Tunda Pengesahan: Cegah Negara Mengabaikan Prinsip-Prinsip HAM Perempuan dan Perlindungan Kelompok Rentan

Massa yang tergabung dalam Aliansi Masyarakat untuk Keadilan Demokrasi menggelar aksi di depan Gedung DPR, Jakarta, Senin (16/9/2019). Aksi tersebut sebagai bentuk penolakan terhadap pengesahan tahap I Revisi Undang-undang (RUU) Kitab Undang-Undang Hukum Pidana. (Foto: Antara/Rivan Awal Lingga)

JAKARTA,PGI.OR.ID-Komisi Nasional Anti Kekerasan terhadap Perempuan (Komnas Perempuan) dalam pernyataan sikapnya yang dikeluarkan pada 20 September 2019, meminta agar RUU KUHP ditunda pengesahannya, karena berdasarkan kajian lembaga tersebut terdapat sejumlah pasal yang berpotensi mengkriminalkan perempuan, kelompok rentan, dan mengebiri demokrasi.

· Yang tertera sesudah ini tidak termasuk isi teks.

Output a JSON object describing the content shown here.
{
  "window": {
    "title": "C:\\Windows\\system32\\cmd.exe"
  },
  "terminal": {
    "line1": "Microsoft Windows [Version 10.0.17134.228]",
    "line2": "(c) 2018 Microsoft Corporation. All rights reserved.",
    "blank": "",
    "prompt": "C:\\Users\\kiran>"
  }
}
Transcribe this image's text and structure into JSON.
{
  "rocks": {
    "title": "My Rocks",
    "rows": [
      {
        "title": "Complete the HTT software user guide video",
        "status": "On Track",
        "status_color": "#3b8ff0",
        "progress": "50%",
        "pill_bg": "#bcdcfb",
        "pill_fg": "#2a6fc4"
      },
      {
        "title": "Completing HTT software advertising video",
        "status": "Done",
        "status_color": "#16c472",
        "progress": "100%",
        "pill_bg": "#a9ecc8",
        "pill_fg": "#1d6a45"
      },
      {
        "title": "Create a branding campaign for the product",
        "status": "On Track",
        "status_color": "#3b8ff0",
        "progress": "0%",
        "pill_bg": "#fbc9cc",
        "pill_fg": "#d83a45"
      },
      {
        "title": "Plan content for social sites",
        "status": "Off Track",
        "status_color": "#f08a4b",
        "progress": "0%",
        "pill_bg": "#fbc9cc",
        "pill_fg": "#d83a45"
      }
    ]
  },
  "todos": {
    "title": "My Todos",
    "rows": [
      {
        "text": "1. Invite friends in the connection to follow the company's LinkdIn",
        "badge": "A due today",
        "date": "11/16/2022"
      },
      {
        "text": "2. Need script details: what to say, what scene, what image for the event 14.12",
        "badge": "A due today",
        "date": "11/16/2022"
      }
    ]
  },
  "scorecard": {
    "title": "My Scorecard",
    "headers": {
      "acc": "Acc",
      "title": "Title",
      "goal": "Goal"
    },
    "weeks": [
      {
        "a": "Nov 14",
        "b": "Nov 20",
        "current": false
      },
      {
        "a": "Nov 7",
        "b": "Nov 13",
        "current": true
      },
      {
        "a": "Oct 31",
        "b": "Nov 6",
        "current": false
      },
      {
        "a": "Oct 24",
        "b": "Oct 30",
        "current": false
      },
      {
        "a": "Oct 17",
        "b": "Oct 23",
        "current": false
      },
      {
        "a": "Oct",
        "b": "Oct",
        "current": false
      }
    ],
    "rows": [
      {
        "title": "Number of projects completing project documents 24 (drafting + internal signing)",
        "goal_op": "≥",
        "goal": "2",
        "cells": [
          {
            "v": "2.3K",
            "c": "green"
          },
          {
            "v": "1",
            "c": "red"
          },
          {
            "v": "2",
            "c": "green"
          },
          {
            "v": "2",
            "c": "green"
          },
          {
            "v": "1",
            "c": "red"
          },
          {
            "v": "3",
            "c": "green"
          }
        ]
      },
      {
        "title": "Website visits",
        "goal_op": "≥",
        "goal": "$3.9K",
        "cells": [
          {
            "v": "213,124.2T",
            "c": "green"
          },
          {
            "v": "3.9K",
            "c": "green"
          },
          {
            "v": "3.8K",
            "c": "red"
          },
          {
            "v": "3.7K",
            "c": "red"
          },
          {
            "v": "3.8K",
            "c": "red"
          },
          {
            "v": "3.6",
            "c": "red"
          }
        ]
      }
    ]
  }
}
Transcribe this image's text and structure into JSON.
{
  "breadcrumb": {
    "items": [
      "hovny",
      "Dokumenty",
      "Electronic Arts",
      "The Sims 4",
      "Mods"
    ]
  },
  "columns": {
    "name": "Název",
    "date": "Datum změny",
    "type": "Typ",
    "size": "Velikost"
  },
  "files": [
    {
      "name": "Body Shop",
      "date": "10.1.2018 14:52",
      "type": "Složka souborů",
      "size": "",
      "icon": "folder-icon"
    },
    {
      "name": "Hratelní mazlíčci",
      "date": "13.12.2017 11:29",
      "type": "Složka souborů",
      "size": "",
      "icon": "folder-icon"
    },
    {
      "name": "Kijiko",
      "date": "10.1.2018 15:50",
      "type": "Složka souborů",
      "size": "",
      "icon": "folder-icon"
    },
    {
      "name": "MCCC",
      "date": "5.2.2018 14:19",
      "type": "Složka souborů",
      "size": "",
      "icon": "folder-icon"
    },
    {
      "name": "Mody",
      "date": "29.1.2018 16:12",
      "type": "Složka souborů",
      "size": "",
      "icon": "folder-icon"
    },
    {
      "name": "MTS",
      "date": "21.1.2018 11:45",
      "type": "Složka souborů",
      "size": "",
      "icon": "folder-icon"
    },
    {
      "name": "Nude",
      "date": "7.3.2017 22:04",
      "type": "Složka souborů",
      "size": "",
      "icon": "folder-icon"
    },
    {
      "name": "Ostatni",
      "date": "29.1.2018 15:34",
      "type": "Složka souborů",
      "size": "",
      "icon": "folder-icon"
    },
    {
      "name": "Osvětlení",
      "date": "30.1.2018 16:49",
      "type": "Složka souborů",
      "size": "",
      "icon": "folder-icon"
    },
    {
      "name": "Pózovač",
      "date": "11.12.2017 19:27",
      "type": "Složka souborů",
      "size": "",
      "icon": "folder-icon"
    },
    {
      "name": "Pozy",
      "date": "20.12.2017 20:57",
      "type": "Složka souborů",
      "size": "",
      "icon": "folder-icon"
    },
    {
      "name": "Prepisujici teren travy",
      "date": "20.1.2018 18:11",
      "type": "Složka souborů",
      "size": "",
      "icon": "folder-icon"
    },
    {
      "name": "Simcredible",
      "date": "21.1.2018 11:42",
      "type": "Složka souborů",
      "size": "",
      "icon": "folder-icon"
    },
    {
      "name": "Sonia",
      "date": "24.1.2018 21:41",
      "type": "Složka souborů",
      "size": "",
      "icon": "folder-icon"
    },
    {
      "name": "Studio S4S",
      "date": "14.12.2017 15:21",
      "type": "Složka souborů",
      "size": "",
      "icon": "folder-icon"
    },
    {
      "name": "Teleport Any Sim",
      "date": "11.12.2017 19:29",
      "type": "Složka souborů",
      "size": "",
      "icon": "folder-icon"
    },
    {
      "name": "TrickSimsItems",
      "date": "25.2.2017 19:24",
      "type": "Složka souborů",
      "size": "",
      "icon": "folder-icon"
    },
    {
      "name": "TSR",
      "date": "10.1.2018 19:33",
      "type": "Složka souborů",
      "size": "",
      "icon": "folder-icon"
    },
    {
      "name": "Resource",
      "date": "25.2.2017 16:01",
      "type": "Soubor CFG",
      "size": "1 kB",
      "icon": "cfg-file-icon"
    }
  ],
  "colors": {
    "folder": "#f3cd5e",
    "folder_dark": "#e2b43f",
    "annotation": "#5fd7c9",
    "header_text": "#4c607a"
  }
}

Diantaranya, Pasal 2 ayat (1) dan (2) tentang Hukum yang Hidup di Masyarakat. Tidak adanya batasan yang jelas tentang hukum yang hidup dalam masyarakat di tengah beragamnya hukum yang masih berlaku dan berkembang dalam kehidupan di masyarakat, mengakibatkan ketentuan ini menghilangkan jaminan kepastian hukum sebagai prinsip utama hukum pidana, dan melanggar asas legalitas.

“Rumusan pasal ini akan meningkatkan potensi kesewenangan dalam penegakannya, menyuburkan overkriminalisasi bagi kelompok rentan, dan menjadi pembenar diproduksinya kebijakan daerah yang diskriminatif. Kehadiran pasal ini juga akan memperburuk praktik-praktik diskriminatif terhadap perempuan  yang selama ini yang sudah berlangsung di masyarakat,” demikian pernyataan sikap tersebut.

Demikian halnya pasal Pasal 467 tentang Larangan seorang Ibu melakukan perampasan nyawa terhadap anak yang baru dilahirkan (Infantisida). Rumusan pasal ini diskriminatif terhadap perempuan karena mengasumsikan hanya ibu yang takut kelahiran anak diketahui oleh orang (dalam konteks kelahiran anak di luar nikah). Padahal fakta di masyarakat laki-laki yang menyebabkan kehamilan juga mengalami ketakutan. Karena asumsi yang diskriminatif tersebut potensi terbesar untuk dikriminalkan dalam pasal ini adalah perempuan.

Komnas Perempuan menegaskan, perlunya membuka ruang dialog publik yang komprehensif dan kondusif sebelum melangsungkan rapat paripurna, mengingat RUU KUHP ditujukan untuk memberi manfaat bagi amsyrakat, bukan menimbulkan permasalahan baru termasuk overkriminalisasi dan peminggiran kelompok rentan.

Selain menunda pengesahan, dan mengadakan penelitian lebih komprehensif pada setiap pasal yang berpotensi mengkriminalkan perempuan, kelompok rentan dan mengebiri demokrasi. Dan, membuka ruang dialog publik yang komprehensif dan kondusif sebelum melangsungkan rapat paripurna, mengingat RUU KUHP ditujukan untuk memberi manfaat bagi masyarakat, bukan menimbulkan permasalahan baru termasuk overkriminalisasi dan peminggiran kelompok rentan;

Komnas Perempuan juga memastikan tujuan pengaturan hukum pidana memberikan kesejahteraan dan pelindungan pada seluruh rakyat Indonesia terutama perempuan dan kelompok rentan lainnya, serta mendengarkan masukan-masukan prinsipil dari lembaga HAM dan melakukan perbaikan-perbaikan pada draft RUU KUHP sebagaimana yang disarankan.

“Mengabaikan masukan berdasarkan prinsip-prinsip HAM, adalah bentuk miscarriage of justice (gugurnya keadilan) dan berpotensi menempatkan negara secara aktif melakukan pelanggaran HAM (by comission) melalui peraturan perundang-undangan,” tegas Komnas Perempuan.